Tyler Davis has spent the last year recovering from an emotionally abusive relationship. So he doesn’t need to be pushed into a rushed routine for a dumb competition. Ticking major representation boxes for being trans and biracial isn’t why he went into dance. But Evie turns out to be a dream student. In fact, she helps him remember just how good partnering can be, in all senses of the word. Teaching her the routine, however, raises ghosts for him, ones he’s not sure he can handle.
Plans change, and people change with them. Learning a few steps is one thing; learning to trust again is another entirely.
Disclaimer: I received an e-copy of this book on NetGalley in exchange for an honest review.
This story was nice. I liked it. Featuring a romance between a straight black transman and an English biromantic ace girl, this story is quite diverse. There’s also a nonbinary side-character who uses they/them pronouns and a gay side-character.
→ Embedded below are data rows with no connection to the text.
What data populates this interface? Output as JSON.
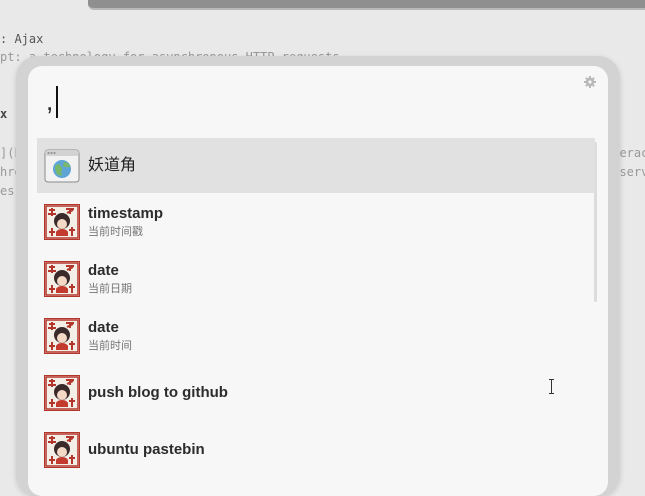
{
  "background_editor": {
    "lines": [
      {
        "text": ": Ajax",
        "style": "normal"
      },
      {
        "text": "pt: a technology for asynchronous HTTP requests",
        "style": "dim"
      },
      {
        "text": "x",
        "style": "bold"
      },
      {
        "text": "](ht",
        "style": "dim"
      },
      {
        "text": "hron",
        "style": "dim"
      },
      {
        "text": "es i",
        "style": "dim"
      },
      {
        "text": "nterac",
        "style": "dim"
      },
      {
        "text": "e serv",
        "style": "dim"
      }
    ]
  },
  "launcher": {
    "query": ",",
    "settings_icon": "gear-icon",
    "results": [
      {
        "title": "妖道角",
        "subtitle": "",
        "icon": "browser-window-icon",
        "selected": true
      },
      {
        "title": "timestamp",
        "subtitle": "当前时间戳",
        "icon": "seal-avatar-icon",
        "selected": false
      },
      {
        "title": "date",
        "subtitle": "当前日期",
        "icon": "seal-avatar-icon",
        "selected": false
      },
      {
        "title": "date",
        "subtitle": "当前时间",
        "icon": "seal-avatar-icon",
        "selected": false
      },
      {
        "title": "push blog to github",
        "subtitle": "",
        "icon": "seal-avatar-icon",
        "selected": false
      },
      {
        "title": "ubuntu pastebin",
        "subtitle": "",
        "icon": "seal-avatar-icon",
        "selected": false
      }
    ]
  },
  "colors": {
    "selected_row": "#e1e1e1",
    "panel": "#f7f7f7",
    "frame": "#d3d3d3",
    "seal_red": "#b3362c"
  }
}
Evie is excited to fly to Canada and visit her friend Sarah, who she met on tumblr. They plan to go to pride together and to meet some other aces. Before Evie knows it she has signed up for a dance competition, that is supposed to happen during pride. While their start is bumpy due to misunderstandings, Evie and Tyler, her dancing partner, soon realize that they fit together as more than just good dancers. This, however, brings up some demons from Tyler’s past, who had an emotionally abusive & transphobic relationship with another dancing partner in the past.
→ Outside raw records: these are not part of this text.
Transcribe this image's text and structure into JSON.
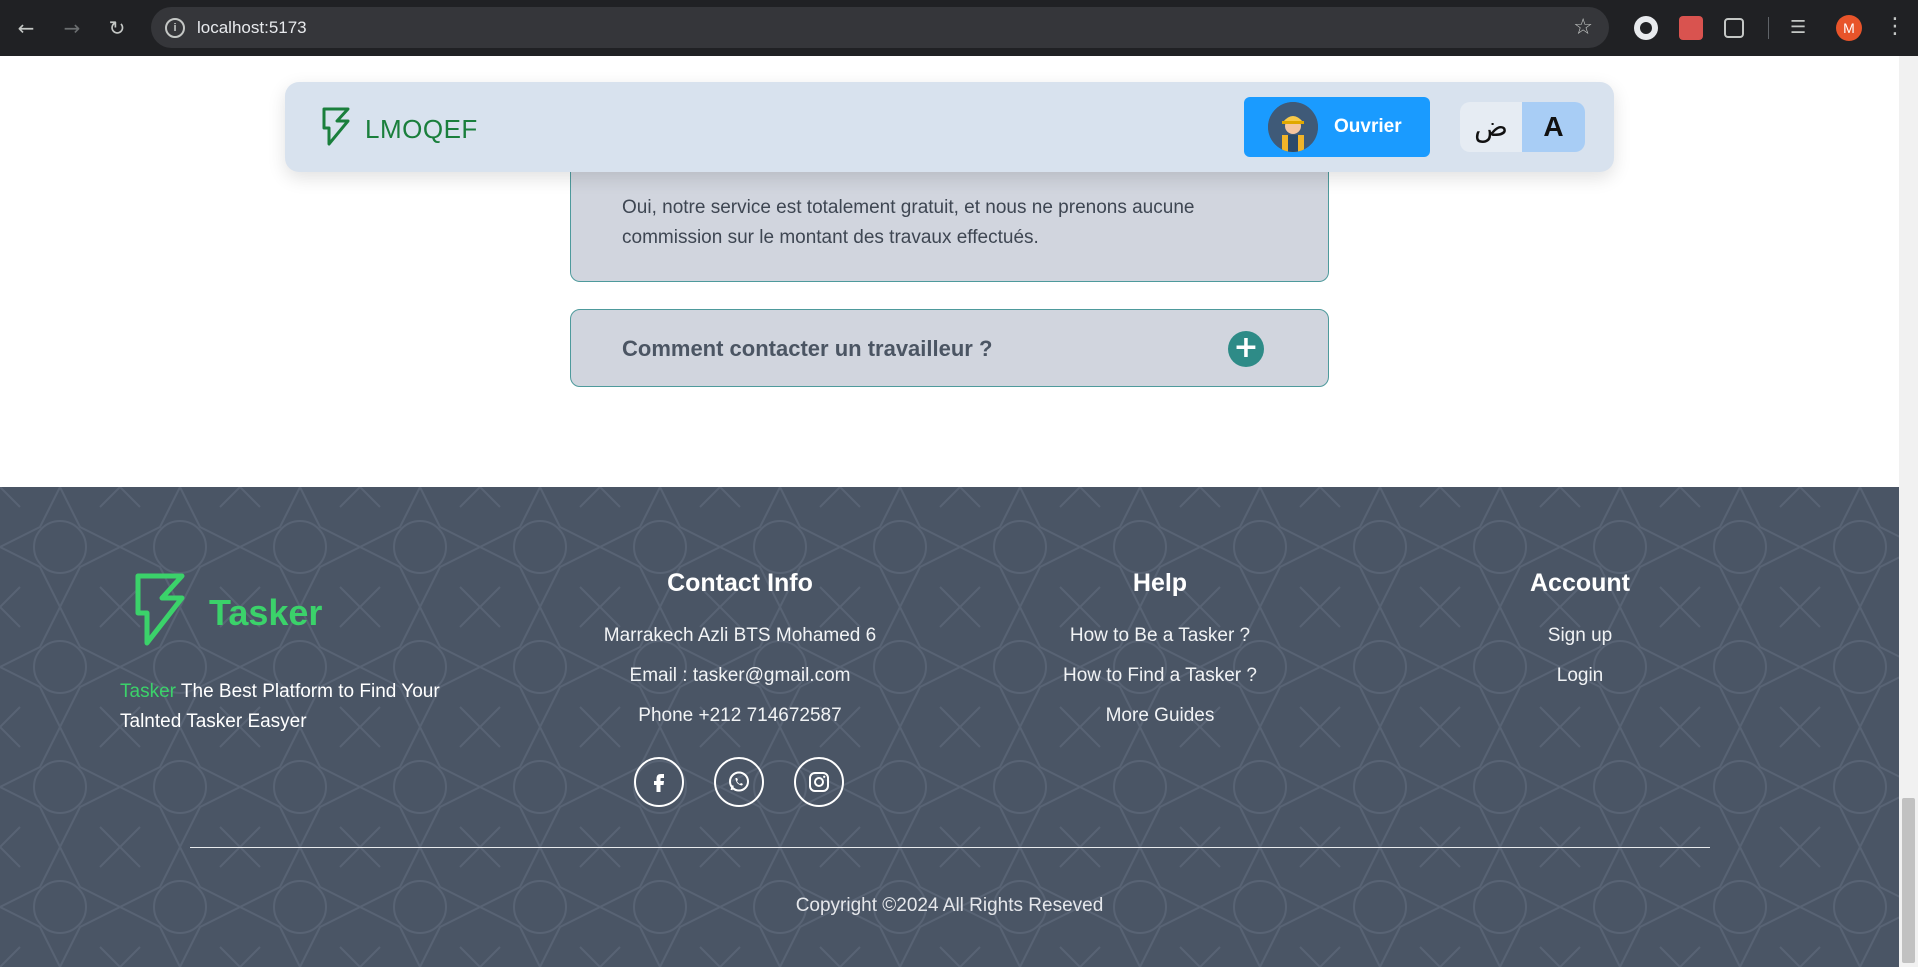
{
  "browser": {
    "url": "localhost:5173",
    "profile_initial": "M"
  },
  "navbar": {
    "brand": "LMOQEF",
    "role_label": "Ouvrier",
    "lang_ar": "ض",
    "lang_en": "A"
  },
  "faq": {
    "open_answer": "Oui, notre service est totalement gratuit, et nous ne prenons aucune commission sur le montant des travaux effectués.",
    "closed_question": "Comment contacter un travailleur ?",
    "plus_symbol": "+"
  },
  "footer": {
    "logo_text": "Tasker",
    "tagline_accent": "Tasker",
    "tagline_rest": " The Best Platform to Find Your Talnted Tasker Easyer",
    "contact": {
      "title": "Contact Info",
      "address": "Marrakech Azli BTS Mohamed 6",
      "email": "Email : tasker@gmail.com",
      "phone": "Phone +212 714672587"
    },
    "help": {
      "title": "Help",
      "links": [
        "How to Be a Tasker ?",
        "How to Find a Tasker ?",
        "More Guides"
      ]
    },
    "account": {
      "title": "Account",
      "links": [
        "Sign up",
        "Login"
      ]
    },
    "socials": [
      "facebook-icon",
      "whatsapp-icon",
      "instagram-icon"
    ],
    "copyright": "Copyright ©2024 All Rights Reseved"
  },
  "colors": {
    "accent_green": "#3bd26a",
    "role_blue": "#1a9bff",
    "footer_bg": "#4a5565",
    "faq_border": "#4e9a9c"
  }
}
Warnings for those of you who expect Evie to be not interested in sex like I did. She is a sex-positive ace, maybe demisexual, has had sex in the past and does some sexual teasing with Tyler, but there’s no sex scene in the book. Now being a sex-positive ace or demisexual is not a bad thing, but it’s not what I was expecting and I would have loved if there had been a bit more explenation how sexual attraction differs for many aces. There is some great ace pride in the book though, which I really liked.
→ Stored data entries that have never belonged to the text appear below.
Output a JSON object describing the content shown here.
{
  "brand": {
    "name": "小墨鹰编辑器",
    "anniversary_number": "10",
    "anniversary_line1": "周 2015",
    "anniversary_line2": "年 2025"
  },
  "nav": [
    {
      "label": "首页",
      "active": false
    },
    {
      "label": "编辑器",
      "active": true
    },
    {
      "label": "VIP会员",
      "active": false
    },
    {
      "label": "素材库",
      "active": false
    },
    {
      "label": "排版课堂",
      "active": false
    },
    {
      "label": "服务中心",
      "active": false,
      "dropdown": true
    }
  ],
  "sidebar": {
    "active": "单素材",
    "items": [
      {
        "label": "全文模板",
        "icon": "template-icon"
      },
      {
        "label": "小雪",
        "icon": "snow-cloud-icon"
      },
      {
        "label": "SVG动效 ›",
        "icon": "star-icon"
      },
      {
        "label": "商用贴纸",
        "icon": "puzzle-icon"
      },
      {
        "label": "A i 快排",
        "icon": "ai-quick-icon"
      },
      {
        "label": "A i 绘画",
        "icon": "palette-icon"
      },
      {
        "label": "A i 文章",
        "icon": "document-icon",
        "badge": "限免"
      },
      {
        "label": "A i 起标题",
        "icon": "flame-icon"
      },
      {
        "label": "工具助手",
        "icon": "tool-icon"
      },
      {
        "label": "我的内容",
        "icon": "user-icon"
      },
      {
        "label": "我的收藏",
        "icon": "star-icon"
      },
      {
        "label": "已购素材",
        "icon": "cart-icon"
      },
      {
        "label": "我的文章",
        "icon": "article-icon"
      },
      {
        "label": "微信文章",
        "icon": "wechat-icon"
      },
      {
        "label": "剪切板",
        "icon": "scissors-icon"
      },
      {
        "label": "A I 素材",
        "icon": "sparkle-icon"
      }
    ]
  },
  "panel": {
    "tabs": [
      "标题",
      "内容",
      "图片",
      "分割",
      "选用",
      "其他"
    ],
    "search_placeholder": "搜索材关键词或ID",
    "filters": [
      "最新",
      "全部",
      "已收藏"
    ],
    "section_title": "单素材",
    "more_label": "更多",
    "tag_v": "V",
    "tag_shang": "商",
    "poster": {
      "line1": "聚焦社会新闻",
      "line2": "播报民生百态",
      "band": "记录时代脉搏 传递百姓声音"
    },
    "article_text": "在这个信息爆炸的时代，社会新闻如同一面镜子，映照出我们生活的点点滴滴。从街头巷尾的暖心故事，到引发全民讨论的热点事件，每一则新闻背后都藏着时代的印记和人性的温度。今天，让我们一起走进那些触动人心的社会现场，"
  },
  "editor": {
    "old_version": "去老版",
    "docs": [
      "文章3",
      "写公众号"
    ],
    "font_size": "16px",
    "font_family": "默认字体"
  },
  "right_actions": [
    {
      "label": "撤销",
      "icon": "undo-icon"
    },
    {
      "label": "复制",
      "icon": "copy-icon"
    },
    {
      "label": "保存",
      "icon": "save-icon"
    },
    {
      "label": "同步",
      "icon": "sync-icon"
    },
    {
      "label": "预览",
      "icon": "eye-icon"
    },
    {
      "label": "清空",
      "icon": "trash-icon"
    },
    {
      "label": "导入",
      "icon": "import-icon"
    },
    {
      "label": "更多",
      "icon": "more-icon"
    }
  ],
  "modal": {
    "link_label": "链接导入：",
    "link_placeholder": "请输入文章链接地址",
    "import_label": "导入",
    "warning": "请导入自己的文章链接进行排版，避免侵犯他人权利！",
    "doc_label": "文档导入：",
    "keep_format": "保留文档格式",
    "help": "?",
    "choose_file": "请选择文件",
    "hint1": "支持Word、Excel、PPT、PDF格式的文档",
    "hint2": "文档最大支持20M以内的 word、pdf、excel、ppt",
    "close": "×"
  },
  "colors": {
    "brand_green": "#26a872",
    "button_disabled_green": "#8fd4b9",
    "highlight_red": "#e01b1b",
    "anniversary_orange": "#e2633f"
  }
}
However, there’s also some stuff that bothers me. There’s a lot of fatphobic comments in this book. Some are directed towards a guy who used to be fat in an attempt to say that being fat and gay and bullied for that couldn’t ever be as hard as being black and having gender dysphoria. Neither is easy and I disliked that this was never brought up afterward. What I found way worse however, is the way Evie’s mom constantly comments on her daughter’s weight. In the story, we are told that Evie is thin enough for her dance partner to easily lift her, but trained enough to lift him as well. She does a lot of sports. And even if she didn’t, she’s a grown up and her mother has no right to say that stuff. It is never discussed, at all and this really bothered me. I also hated how one of the characters is supposed to forgive his high-school bully bc ~he changed~ and now truly loves him. Everybody pressures him into it and doesn’t seem to realize how much the character is hurting. This really made me uncomfortable. (and not to mention the fact that Evie self-describes herself as fujoshi and has some fangirl attacks about shipping slash and/or fetishizing gay/bi men, which was kind of gross).
I also found the writing to be underwhelming and there is some conflict that feels really contrived. Not to mention the fact that they fall in love in less than a week. Ugh, I know they don’t have much time, but I hate insta-love. Other than that the story was really sweet and I liked it.